Навсе…где? (Хэйлиг) - страница 50

Разбросав в стороны грязное белье, я пересекла каюту и открыла стоящий в углу большой кедровый сундук – тот самый, где лежала нарядная одежда и моя карта Карфагена. Порывшись в нем, я отбросила в сторону украшенную бисером пелерину, хлопчатобумажную нижнюю юбку, платье-мантию, которое было бы уместно разве что в Европе эпохи Возрождения, и футболку с надписью «Я люблю Нью-Йорк». Правил, которых мы строго придерживались во время Навигации, было не так уж много, и одно из них гласило, что необходимо одеваться так же, как окружающие. Когда я была младше, во время путешествий в девятнадцатый век я обычно держала волосы под кепкой, и все принимали меня за мальчика. Однако в последние годы подобная маскировка перестала быть убедительной. В Калькутте, где-нибудь неподалеку от пристани, я бы еще могла показаться на людях в брюках. Но если бы я, одевшись подобным образом, здесь, на Гавайях, попыталась войти в магазин, меня бы скорее всего вышвырнули вон… или же сделали какое-нибудь гнусное предложение.

Наконец, мне удалось отыскать в груде одежды длинное черное платье с кружевным воротником. По фасону оно соответствовало тому времени, в котором мы находились, но было шерстяным. Я вспомнила небольшую толпу, встречавшую нас на пристани. Женщины были в платьях светлых цветов, свободного покроя. И никаких корсетов или жакетов – все-таки мы находились в тропиках. Бросив платье обратно в сундук, я достала хлопчатобумажный полосатый сарафан, про который совсем забыла. Он был дюйма на три короче платья и таким тесным, что не застегивался на спине. Но после Калькутты я предпочитала выглядеть немного неаккуратной, нежели обливаться по́том.

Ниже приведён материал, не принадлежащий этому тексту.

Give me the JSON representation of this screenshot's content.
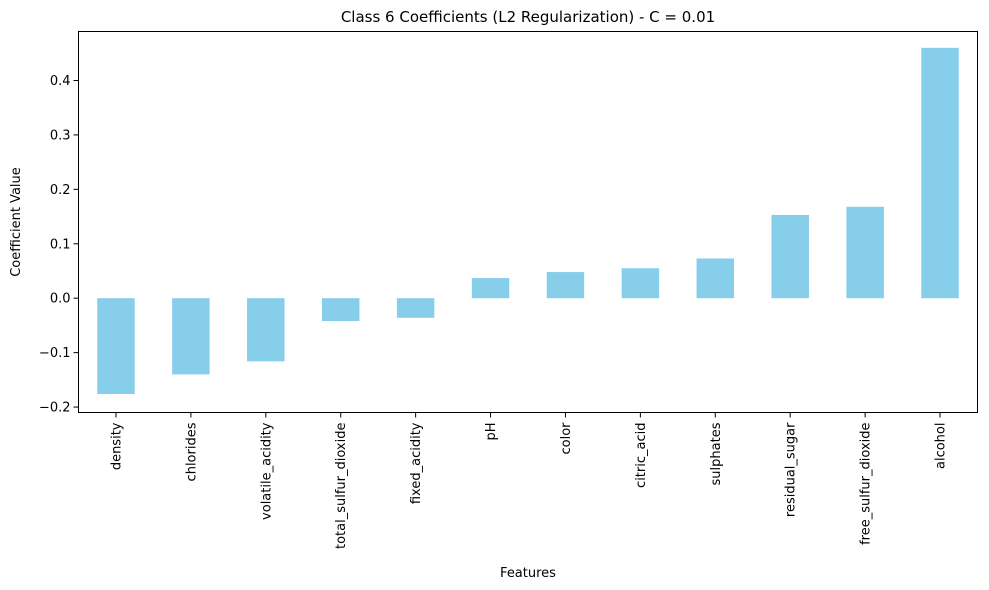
{
  "chart_data": {
    "type": "bar",
    "title": "Class 6 Coefficients (L2 Regularization) - C = 0.01",
    "xlabel": "Features",
    "ylabel": "Coefficient Value",
    "categories": [
      "density",
      "chlorides",
      "volatile_acidity",
      "total_sulfur_dioxide",
      "fixed_acidity",
      "pH",
      "color",
      "citric_acid",
      "sulphates",
      "residual_sugar",
      "free_sulfur_dioxide",
      "alcohol"
    ],
    "values": [
      -0.176,
      -0.14,
      -0.116,
      -0.042,
      -0.036,
      0.037,
      0.048,
      0.055,
      0.073,
      0.153,
      0.168,
      0.46
    ],
    "ylim": [
      -0.21,
      0.49
    ],
    "yticks": [
      -0.2,
      -0.1,
      0.0,
      0.1,
      0.2,
      0.3,
      0.4
    ],
    "ytick_labels": [
      "−0.2",
      "−0.1",
      "0.0",
      "0.1",
      "0.2",
      "0.3",
      "0.4"
    ],
    "bar_color": "#87ceeb",
    "grid": false,
    "legend": "none"
  }
}
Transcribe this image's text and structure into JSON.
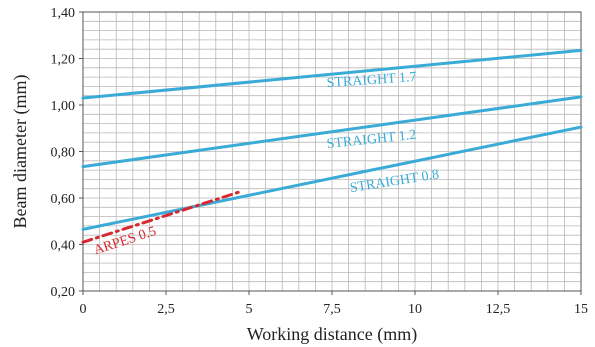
{
  "chart_data": {
    "type": "line",
    "xlabel": "Working distance (mm)",
    "ylabel": "Beam diameter (mm)",
    "xlim": [
      0,
      15
    ],
    "ylim": [
      0.2,
      1.4
    ],
    "x_ticks": [
      "0",
      "2,5",
      "5",
      "7,5",
      "10",
      "12,5",
      "15"
    ],
    "x_tick_values": [
      0,
      2.5,
      5,
      7.5,
      10,
      12.5,
      15
    ],
    "y_ticks": [
      "0,20",
      "0,40",
      "0,60",
      "0,80",
      "1,00",
      "1,20",
      "1,40"
    ],
    "y_tick_values": [
      0.2,
      0.4,
      0.6,
      0.8,
      1.0,
      1.2,
      1.4
    ],
    "grid": true,
    "series": [
      {
        "name": "STRAIGHT 1.7",
        "color": "#3aabd6",
        "style": "solid",
        "x": [
          0,
          15
        ],
        "y": [
          1.03,
          1.235
        ],
        "label_at": [
          8.7,
          1.09
        ],
        "label_angle": -4
      },
      {
        "name": "STRAIGHT 1.2",
        "color": "#3aabd6",
        "style": "solid",
        "x": [
          0,
          15
        ],
        "y": [
          0.735,
          1.035
        ],
        "label_at": [
          8.7,
          0.835
        ],
        "label_angle": -6
      },
      {
        "name": "STRAIGHT 0.8",
        "color": "#3aabd6",
        "style": "solid",
        "x": [
          0,
          15
        ],
        "y": [
          0.465,
          0.905
        ],
        "label_at": [
          9.4,
          0.655
        ],
        "label_angle": -9
      },
      {
        "name": "ARPES 0.5",
        "color": "#d7282f",
        "style": "dashed",
        "x": [
          0,
          4.8
        ],
        "y": [
          0.41,
          0.63
        ],
        "label_at": [
          1.3,
          0.4
        ],
        "label_angle": -18
      }
    ]
  }
}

Затем настала очередь обуви. Забраковав свои черные викторианские башмаки, я сунула ноги в кожаные туфли без каблуков, отвратительные на вид, но очень удобные. В их швах еще остались следы желтой грязи после посещения нами Индии. Затем я внимательно изучила свое отражение в зеркале, привинченном к стене каюты.

Я была очень, даже слишком загорелой, но на борту корабля, совершившего длительное плавание, избежать этого было невозможно. Мои просоленные морскими ветрами волосы цвета кофе с едва заметным медным оттенком не вполне соответствовали тому, что считалось общепринятым в викторианском обществе. Было очевидно, что в моих жилах течет кровь не только белой расы, но и выходцев из Азии. На Гавайях это не было необычным. А вот когда мы оказывались в Англии девятнадцатого века, я, находясь в обществе Слэйта, нередко ловила на себе косые взгляды – как, впрочем, и он.